Pembangunan ekonomi yang efektif di tingkat lokal/desa sekurang-kurangnya harus didasarkan pada beberapa prinsip pokok (ibid). Pertama, masyarakat harus digambarkan sebagai suatu kesatuan ekonomi yang berdiri sendiri yang mengutamakan pengembangan ekonomi. Tanpa pengarahan ini, usaha-usaha pembangunan ekonomi akan mudah terbengkalai. Gambaran sebagaimana dikatakan Scott, merefleksikan kenyataan human being bahwa kemiskinan itu pada dirinya sendiri mengandung potensi revolusi di dalam tubuhnya sendiri untuk mengubah dirinya sendiri. Dengan kata lain, realitas kemiskinan sesungguhnya mengandung protes bahkan menyimpan energi revolusi sosial.
Kedua, usaha untuk meningkatkan peredaran uang ke dalam masyarakat harus direncanakan rinci dan jelas. Ini dilakukan untuk meningkatkan produksi bahan-bahan mentah dan menjual barang-barang ke luar daerah, membuka kesempatan kerja bagi penduduk setempat, berusaha menarik pedagang-pedagang luar ke dalam daerah, mengusahakan pinjaman-pinjaman, berusaha memperoleh dana-dana pemerintah dan bantuan barang-barang.
Ketiga, sebanyak mungkin dana dari luar dimasukkan ke dalam dan dipertahankan selama mungkin dalam masyarakat itu. Hal ini dapat dilakukan dengan mengusahakan sebanyak mungkin produksi barang-barang konsumsi dan pelayanan-pelayanan, pengembangan industri dan perdagangan setempat serta mempertinggi keterampilan penduduk.
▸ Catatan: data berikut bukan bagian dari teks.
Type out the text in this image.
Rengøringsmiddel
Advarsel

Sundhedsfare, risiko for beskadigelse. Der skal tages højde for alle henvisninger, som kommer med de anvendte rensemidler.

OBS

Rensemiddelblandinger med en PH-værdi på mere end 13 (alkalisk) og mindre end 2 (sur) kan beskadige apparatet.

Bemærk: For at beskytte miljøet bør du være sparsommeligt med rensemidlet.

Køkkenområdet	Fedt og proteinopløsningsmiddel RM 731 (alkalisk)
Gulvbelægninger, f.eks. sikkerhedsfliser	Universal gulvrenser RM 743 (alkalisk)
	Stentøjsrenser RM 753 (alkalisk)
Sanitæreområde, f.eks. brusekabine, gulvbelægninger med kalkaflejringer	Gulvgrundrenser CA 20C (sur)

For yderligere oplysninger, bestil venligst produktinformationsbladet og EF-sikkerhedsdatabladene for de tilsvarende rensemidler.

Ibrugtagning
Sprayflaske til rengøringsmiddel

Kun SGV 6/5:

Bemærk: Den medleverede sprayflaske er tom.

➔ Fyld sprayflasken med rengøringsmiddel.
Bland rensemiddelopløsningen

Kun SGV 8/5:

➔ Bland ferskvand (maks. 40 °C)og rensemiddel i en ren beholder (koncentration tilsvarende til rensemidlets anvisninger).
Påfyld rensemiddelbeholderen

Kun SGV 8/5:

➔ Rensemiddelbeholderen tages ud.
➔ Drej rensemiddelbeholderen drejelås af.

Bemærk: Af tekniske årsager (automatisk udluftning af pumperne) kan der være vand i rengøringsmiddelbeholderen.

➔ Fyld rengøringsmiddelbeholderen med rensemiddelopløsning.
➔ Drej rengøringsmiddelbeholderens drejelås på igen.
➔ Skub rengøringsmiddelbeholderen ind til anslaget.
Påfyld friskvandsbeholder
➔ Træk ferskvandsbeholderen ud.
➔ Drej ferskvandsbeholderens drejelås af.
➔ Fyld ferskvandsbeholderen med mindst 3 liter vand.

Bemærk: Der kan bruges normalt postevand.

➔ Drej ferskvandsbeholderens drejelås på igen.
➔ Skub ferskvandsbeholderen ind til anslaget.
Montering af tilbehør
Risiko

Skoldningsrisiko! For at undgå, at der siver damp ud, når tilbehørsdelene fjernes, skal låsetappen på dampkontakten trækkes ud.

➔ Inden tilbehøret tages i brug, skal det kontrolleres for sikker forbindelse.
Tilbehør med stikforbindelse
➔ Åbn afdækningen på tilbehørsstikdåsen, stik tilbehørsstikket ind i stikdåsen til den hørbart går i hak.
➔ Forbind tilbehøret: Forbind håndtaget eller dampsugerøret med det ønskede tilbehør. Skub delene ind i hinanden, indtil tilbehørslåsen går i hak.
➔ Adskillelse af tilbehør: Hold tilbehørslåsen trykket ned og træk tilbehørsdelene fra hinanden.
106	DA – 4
Keempat, dana-dana yang mengalir ke dalam dan telah dipertahankan itu, harus diedarkan secepat mungkin secara kontinyu di dalam kesatuan ekonomi setempat. Hal ini sangat penting dan menentukan, karena uang itu harus beredar terlebih dahulu berkali-kali di dalam masyarakat itu sebelum mengalir ke luar.
Kelima, walaupun masyarakat harus memperkuat sistem perekonomiannya sendiri, usaha mereka pun harus diselaraskan dengan kesatuan ekonomi yang lebih luas, di lingkungan kota, propinsi, negara dan bahkan pada taraf internasional.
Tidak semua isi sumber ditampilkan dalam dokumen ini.